© JYB Devot   –   Mausolées de Revash

A 400 kilomètres au nord de Lima, perché à plus de 3000 mètres d’altitude dans les Andes, se dresse Kuelap, l’impressionnante cité de la civilisation Chachapoya. Entre le VIIIe et le XVIe siècle, ces guerriers réputés sanguinaires, surnommés le « peuple des nuages », ont développé dans ces montagnes un culte complexe de la mort. Témoins de cette pratique singulière, d’énigmatiques sarcophages, véritables mausolées accrochés aux falaises, renferment des milliers de momies parfaitement conservées. Loin d’être uniquement des guerriers, ces habitants des montagnes étaient un peuple profondément attaché à leurs défunts et entretenaient un lien profond avec leurs ancêtres, pour qui la mort n’était pas une fin, mais une nouvelle étape de l’existence.

 

Les Chachapoyas : un peuple entre ciel et terre

© Martin St-Amant   –   Vue des murailles de Kuelap

Pendant trois siècles, Kuelap, la plus grande cité des Chachapoyas, a reposé, oubliée, engloutie par la forêt vierge. Redécouverte au XIXe siècle, elle s’est révélée aux yeux des premiers explorateurs comme une forteresse imprenable, perchée sur une crête rocheuse et protégée par une muraille colossale pouvant dépasser les 20 mètres de hauteur. Cette structure de pierres est l’une des plus grandes jamais bâtie en Amérique du Sud.

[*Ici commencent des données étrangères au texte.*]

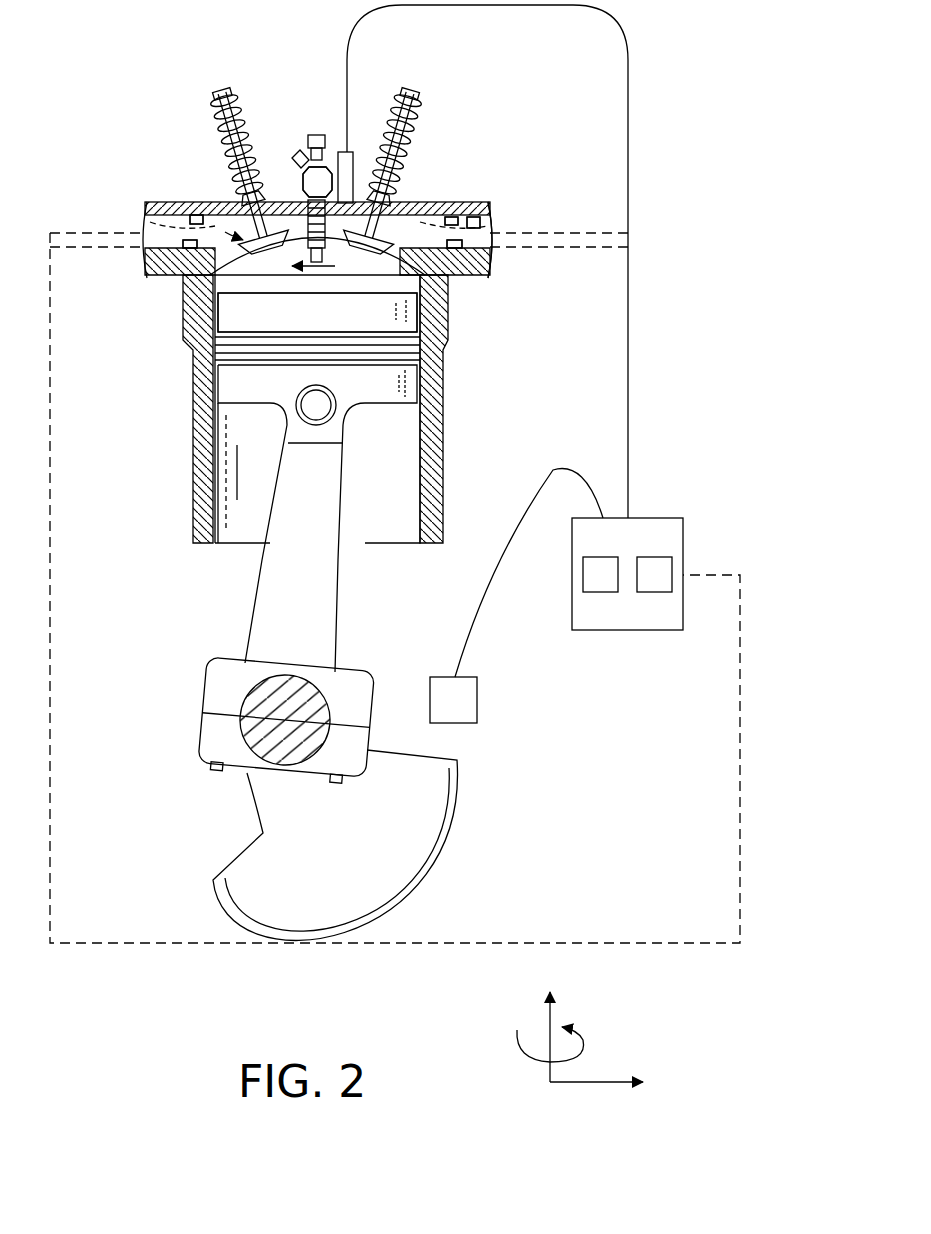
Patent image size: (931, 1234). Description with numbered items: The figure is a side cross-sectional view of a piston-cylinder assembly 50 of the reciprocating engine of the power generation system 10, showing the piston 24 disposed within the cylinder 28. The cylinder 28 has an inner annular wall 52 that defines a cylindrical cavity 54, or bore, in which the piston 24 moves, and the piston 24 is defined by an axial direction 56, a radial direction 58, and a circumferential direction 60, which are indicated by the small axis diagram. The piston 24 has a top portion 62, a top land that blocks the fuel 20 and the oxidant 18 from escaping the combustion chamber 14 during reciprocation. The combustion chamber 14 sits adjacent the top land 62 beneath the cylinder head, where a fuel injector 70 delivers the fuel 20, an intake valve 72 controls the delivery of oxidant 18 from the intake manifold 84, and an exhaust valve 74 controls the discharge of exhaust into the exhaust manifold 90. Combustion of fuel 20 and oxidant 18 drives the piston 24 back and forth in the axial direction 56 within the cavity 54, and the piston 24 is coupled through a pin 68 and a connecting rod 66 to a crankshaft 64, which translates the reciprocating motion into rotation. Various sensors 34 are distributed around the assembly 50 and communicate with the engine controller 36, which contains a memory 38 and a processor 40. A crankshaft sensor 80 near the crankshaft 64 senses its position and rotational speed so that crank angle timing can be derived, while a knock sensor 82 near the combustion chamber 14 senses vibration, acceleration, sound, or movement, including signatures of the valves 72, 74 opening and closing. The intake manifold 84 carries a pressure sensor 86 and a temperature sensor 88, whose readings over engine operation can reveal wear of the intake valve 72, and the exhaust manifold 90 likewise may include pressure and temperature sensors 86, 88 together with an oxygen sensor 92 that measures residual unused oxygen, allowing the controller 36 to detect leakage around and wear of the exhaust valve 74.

The engine driven power generation system 10 is at (528, 112).
The combustion chamber 14 is at (430, 214).
The oxidant 18 is at (243, 240).
The fuel 20 is at (317, 128).
The piston 24 is at (388, 397).
The cylinder 28 is at (193, 437).
The sensors 34 is at (315, 387).
The engine controller 36 is at (644, 585).
The memory 38 is at (655, 592).
The processor 40 is at (600, 592).
The piston-cylinder assembly 50 is at (358, 510).
The inner annular wall 52 is at (214, 490).
The cylindrical cavity 54 is at (262, 533).
The axial direction 56 is at (548, 1018).
The radial direction 58 is at (592, 1082).
The circumferential direction 60 is at (578, 1055).
The top portion 62 is at (372, 318).
The crankshaft 64 is at (258, 858).
The connecting rod 66 is at (311, 605).
The pin 68 is at (320, 415).
The fuel injector 70 is at (327, 150).
The intake valve 72 is at (224, 90).
The exhaust valve 74 is at (412, 92).
The crankshaft sensor 80 is at (478, 704).
The knock sensor 82 is at (356, 160).
The intake manifold 84 is at (125, 214).
The pressure sensor 86 is at (185, 221).
The temperature sensor 88 is at (185, 262).
The exhaust manifold 90 is at (497, 211).
The oxygen sensor 92 is at (470, 230).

Pourtant, les dernières découvertes archéologiques ont bouleversé cette vision. Loin d’être une place forte, Kuelap était un lieu sacré, une nécropole où les Chachapoyas honoraient leurs ancêtres. Les ossements de milliers d’individus, transportés parfois de loin, ont été retrouvés enfouis dans les murs et les fondations de la cité. Kuelap, véritable cité des morts, était donc un lieu de pèlerinage où les Chachapoyas célébraient le cycle de la vie et de la mort.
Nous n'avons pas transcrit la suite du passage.